Between 2017 and 2020, reports of serious passenger misbehavior on U.S. airlines ranged from 544 to 1,161 annually, according to the FAA.

FAA: Zero Tolerance Continues

 However, in 2021, 5,973 incidents were reported, many in response to restrictions imposed in response to the COVID-19 pandemic, such as mandatory masking requirements.

That led the FAA to declare a zero-tolerance policy, eschewing warnings to misbehaving passengers in favor of fines and other penalties. 

In 2023, for example, the agency received 2,075 reports of unruly passengers and responded with 407 law enforcement actions and $7.5 million in fines.

The FAA is empowered to issue fines of up to $37,000 to passengers who fail to follow crew instructions or engage in disruptive or violent behavior on a plane.

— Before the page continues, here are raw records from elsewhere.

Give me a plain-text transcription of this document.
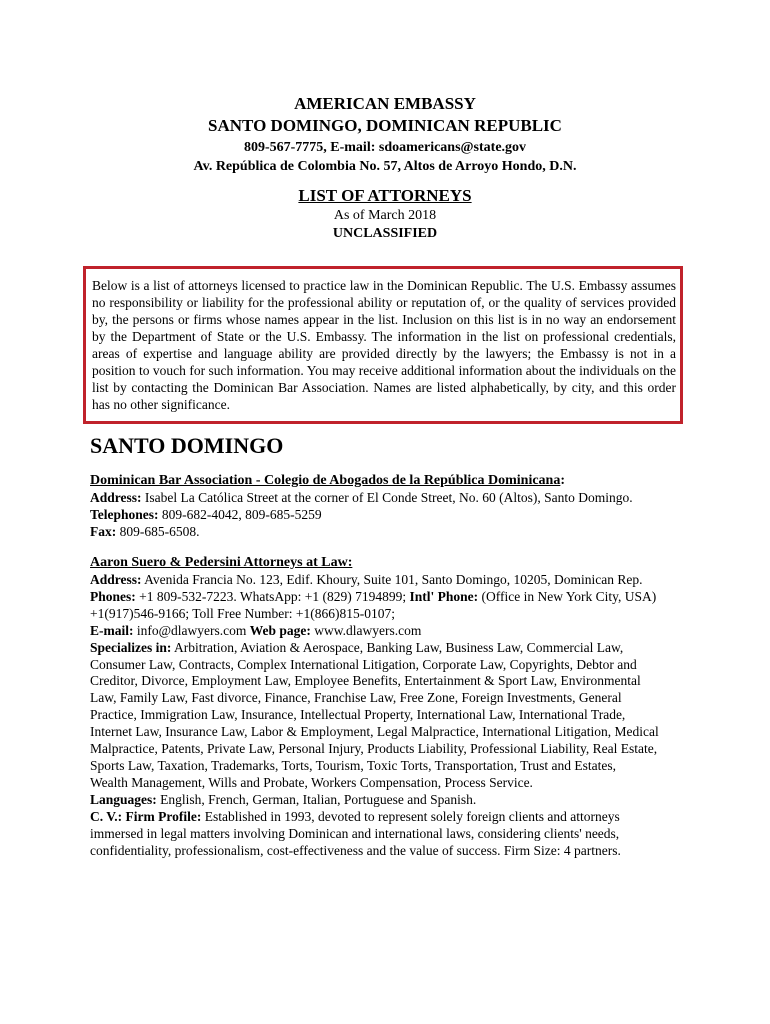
AMERICAN EMBASSY
SANTO DOMINGO, DOMINICAN REPUBLIC
809-567-7775, E-mail: sdoamericans@state.gov
Av. República de Colombia No. 57, Altos de Arroyo Hondo, D.N.
LIST OF ATTORNEYS
As of March 2018
UNCLASSIFIED
Below is a list of attorneys licensed to practice law in the Dominican Republic. The U.S. Embassy assumes no responsibility or liability for the professional ability or reputation of, or the quality of services provided by, the persons or firms whose names appear in the list. Inclusion on this list is in no way an endorsement by the Department of State or the U.S. Embassy. The information in the list on professional credentials, areas of expertise and language ability are provided directly by the lawyers; the Embassy is not in a position to vouch for such information. You may receive additional information about the individuals on the list by contacting the Dominican Bar Association. Names are listed alphabetically, by city, and this order has no other significance.
SANTO DOMINGO
Dominican Bar Association - Colegio de Abogados de la República Dominicana:
Address: Isabel La Católica Street at the corner of El Conde Street, No. 60 (Altos), Santo Domingo.
Telephones: 809-682-4042, 809-685-5259
Fax: 809-685-6508.
Aaron Suero & Pedersini Attorneys at Law:
Address: Avenida Francia No. 123, Edif. Khoury, Suite 101, Santo Domingo, 10205, Dominican Rep.
Phones: +1 809-532-7223. WhatsApp: +1 (829) 7194899; Intl' Phone: (Office in New York City, USA)
+1(917)546-9166; Toll Free Number: +1(866)815-0107;
E-mail: info@dlawyers.com Web page: www.dlawyers.com
Specializes in: Arbitration, Aviation & Aerospace, Banking Law, Business Law, Commercial Law,
Consumer Law, Contracts, Complex International Litigation, Corporate Law, Copyrights, Debtor and
Creditor, Divorce, Employment Law, Employee Benefits, Entertainment & Sport Law, Environmental
Law, Family Law, Fast divorce, Finance, Franchise Law, Free Zone, Foreign Investments, General
Practice, Immigration Law, Insurance, Intellectual Property, International Law, International Trade,
Internet Law, Insurance Law, Labor & Employment, Legal Malpractice, International Litigation, Medical
Malpractice, Patents, Private Law, Personal Injury, Products Liability, Professional Liability, Real Estate,
Sports Law, Taxation, Trademarks, Torts, Tourism, Toxic Torts, Transportation, Trust and Estates,
Wealth Management, Wills and Probate, Workers Compensation, Process Service.
Languages: English, French, German, Italian, Portuguese and Spanish.
C. V.: Firm Profile: Established in 1993, devoted to represent solely foreign clients and attorneys
immersed in legal matters involving Dominican and international laws, considering clients' needs,
confidentiality, professionalism, cost-effectiveness and the value of success. Firm Size: 4 partners.
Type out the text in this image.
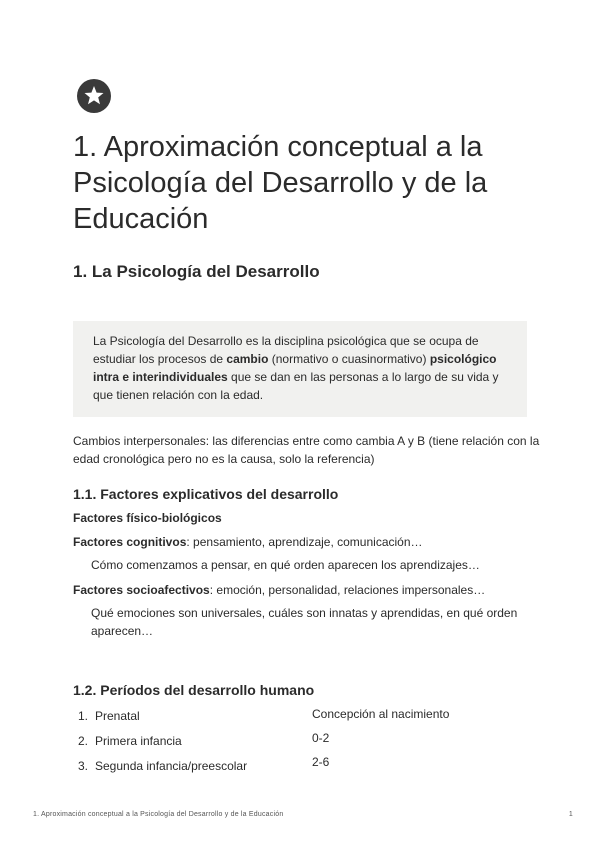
1. Aproximación conceptual a la Psicología del Desarrollo y de la Educación
1. La Psicología del Desarrollo
La Psicología del Desarrollo es la disciplina psicológica que se ocupa de estudiar los procesos de cambio (normativo o cuasinormativo) psicológico intra e interindividuales que se dan en las personas a lo largo de su vida y que tienen relación con la edad.

Cambios interpersonales: las diferencias entre como cambia A y B (tiene relación con la edad cronológica pero no es la causa, solo la referencia)

1.1. Factores explicativos del desarrollo

Factores físico-biológicos

Factores cognitivos: pensamiento, aprendizaje, comunicación…

Cómo comenzamos a pensar, en qué orden aparecen los aprendizajes…

Factores socioafectivos: emoción, personalidad, relaciones impersonales…

Qué emociones son universales, cuáles son innatas y aprendidas, en qué orden aparecen…

1.2. Períodos del desarrollo humano
1. Prenatal	Concepción al nacimiento
2. Primera infancia	0-2
3. Segunda infancia/preescolar	2-6
1. Aproximación conceptual a la Psicología del Desarrollo y de la Educación	1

The agency can also refer egregious cases to the FBI for criminal investigation, with felony charges possible.

Acting out onboard an aircraft can also jeopardize passengers’ eligibility to participate in programs like the Transportation Security Administration’s PreCheck program and cause the airlines involved to ban unruly passengers from future flights.

For example, a March 1 incident aboard a United Airlines flight where a British man became physically and verbally aggressive during a fight with his girlfriend resulted in the traveler being arrested and later ordered to pay $20,638 in restitution to the airline.

In 2021, a female passenger was hit with a record $81,950 fine for pushing and hitting flight attendants and trying to open a cabin door on an American Airlines flight. In another 2021 case, a $77,272 fine was imposed on a woman who planted an unwanted kiss and hug on a seatmate, tried to exit the plane in mid-flight and bit another traveler.

The good news? If current rates persist, 2024 could be the most peaceful year onboard U.S. airlines since before COVID.